GlobeNet recently acquired property at 500 S. Dixie Highway, Boca Raton, where it will build a 15,000-square-foot cable landing station that will make South Florida one of the links to Atlantica-1, a $1 billion, 22,500-kilometer fiber-optic cable network.
The station – which will be built at an estimated cost of $20 million – is to be ready for service by December. It will initially employ 10 people and house fiber optic communications systems, telecommunications equipment, generators, a network monitoring center and office space.
Other GlobeNet landing stations will be in New Jersey, Puerto Rico, Argentina, Brazil and Venezuela.
At GlobeNet, Gooderum said the company wants to be “a carrier’s carrier.”

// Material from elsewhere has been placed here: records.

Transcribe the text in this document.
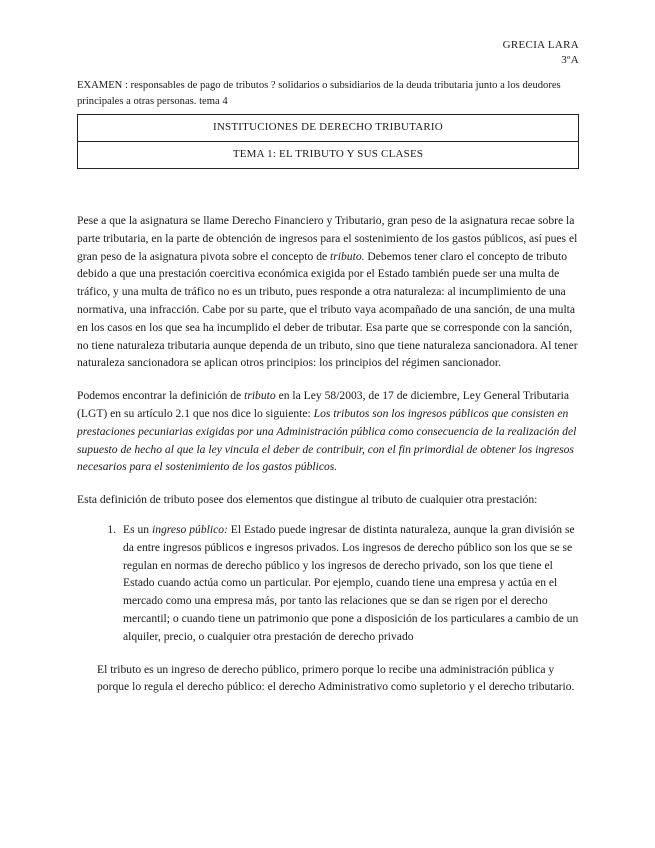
GRECIA LARA
3ºA
EXAMEN : responsables de pago de tributos ? solidarios o subsidiarios de la deuda tributaria junto a los deudores principales a otras personas. tema 4
INSTITUCIONES DE DERECHO TRIBUTARIO
TEMA 1: EL TRIBUTO Y SUS CLASES

Pese a que la asignatura se llame Derecho Financiero y Tributario, gran peso de la asignatura recae sobre la parte tributaria, en la parte de obtención de ingresos para el sostenimiento de los gastos públicos, así pues el gran peso de la asignatura pivota sobre el concepto de tributo. Debemos tener claro el concepto de tributo debido a que una prestación coercitiva económica exigida por el Estado también puede ser una multa de tráfico, y una multa de tráfico no es un tributo, pues responde a otra naturaleza: al incumplimiento de una normativa, una infracción. Cabe por su parte, que el tributo vaya acompañado de una sanción, de una multa en los casos en los que sea ha incumplido el deber de tributar. Esa parte que se corresponde con la sanción, no tiene naturaleza tributaria aunque dependa de un tributo, sino que tiene naturaleza sancionadora. Al tener naturaleza sancionadora se aplican otros principios: los principios del régimen sancionador.

Podemos encontrar la definición de tributo en la Ley 58/2003, de 17 de diciembre, Ley General Tributaria (LGT) en su artículo 2.1 que nos dice lo siguiente: Los tributos son los ingresos públicos que consisten en prestaciones pecuniarias exigidas por una Administración pública como consecuencia de la realización del supuesto de hecho al que la ley vincula el deber de contribuir, con el fin primordial de obtener los ingresos necesarios para el sostenimiento de los gastos públicos.

Esta definición de tributo posee dos elementos que distingue al tributo de cualquier otra prestación:

1. Es un ingreso público: El Estado puede ingresar de distinta naturaleza, aunque la gran división se da entre ingresos públicos e ingresos privados. Los ingresos de derecho público son los que se se regulan en normas de derecho público y los ingresos de derecho privado, son los que tiene el Estado cuando actúa como un particular. Por ejemplo, cuando tiene una empresa y actúa en el mercado como una empresa más, por tanto las relaciones que se dan se rigen por el derecho mercantil; o cuando tiene un patrimonio que pone a disposición de los particulares a cambio de un alquiler, precio, o cualquier otra prestación de derecho privado

El tributo es un ingreso de derecho público, primero porque lo recibe una administración pública y porque lo regula el derecho público: el derecho Administrativo como supletorio y el derecho tributario.
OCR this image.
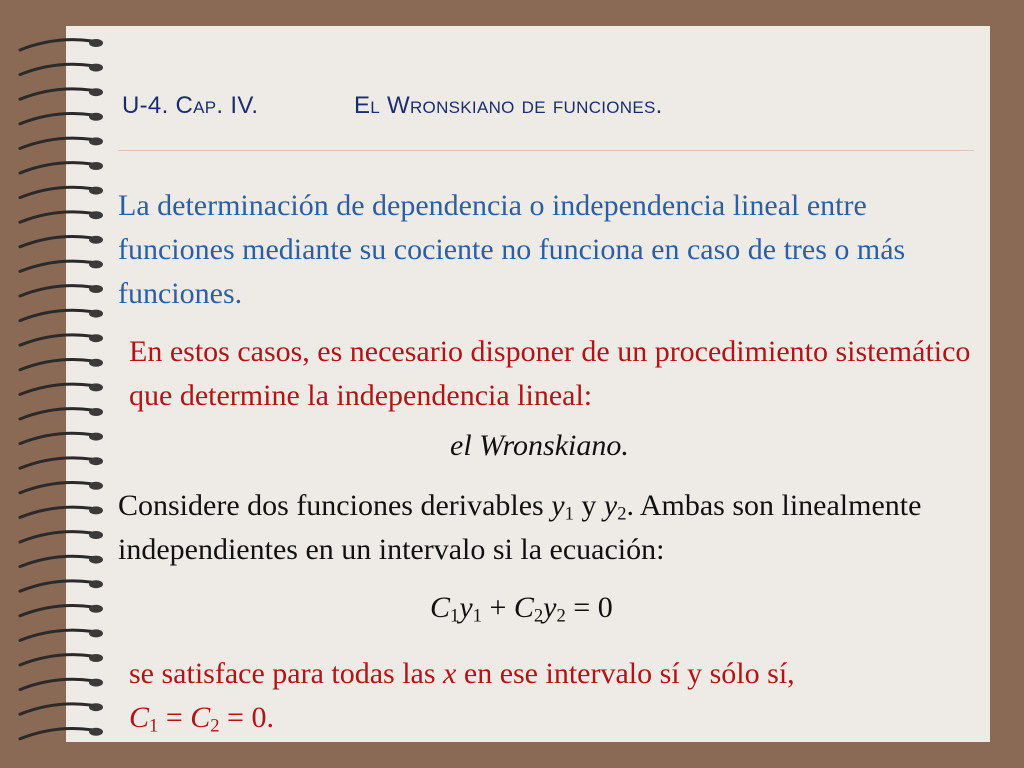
U-4. Cap. IV.	El Wronskiano de funciones.
La determinación de dependencia o independencia lineal entre funciones mediante su cociente no funciona en caso de tres o más funciones.
En estos casos, es necesario disponer de un procedimiento sistemático que determine la independencia lineal:
el Wronskiano.
Considere dos funciones derivables $y_1$ y $y_2$. Ambas son linealmente independientes en un intervalo si la ecuación:
$C_1y_1 + C_2y_2 = 0$
se satisface para todas las x en ese intervalo sí y sólo sí,
$C_1 = C_2 = 0$.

“Right now,” he said, “there is high demand for an Internet backbone between North and South America due to the high cost of establishing communications networks in the South American markets.”
With Internet service expected to grow by 400 percent in South America, Gooderum said, Atlantica-1 will be a boon to the dot-coms that serve Latin America. “It will reduce costs for ISPs, while expanding their reach,” he said.
The first phase of Atlantica-1 is scheduled for completion in September, followed by the second phase in December. Alcatel Submarine Networks is building the network, which is fully financed.
GlobeNet also has a partnership with Global TeleSystems Group Inc. to connect Atlantica-1 with Global’s FLAG Atlantic-1, a cable joining European cities to New York.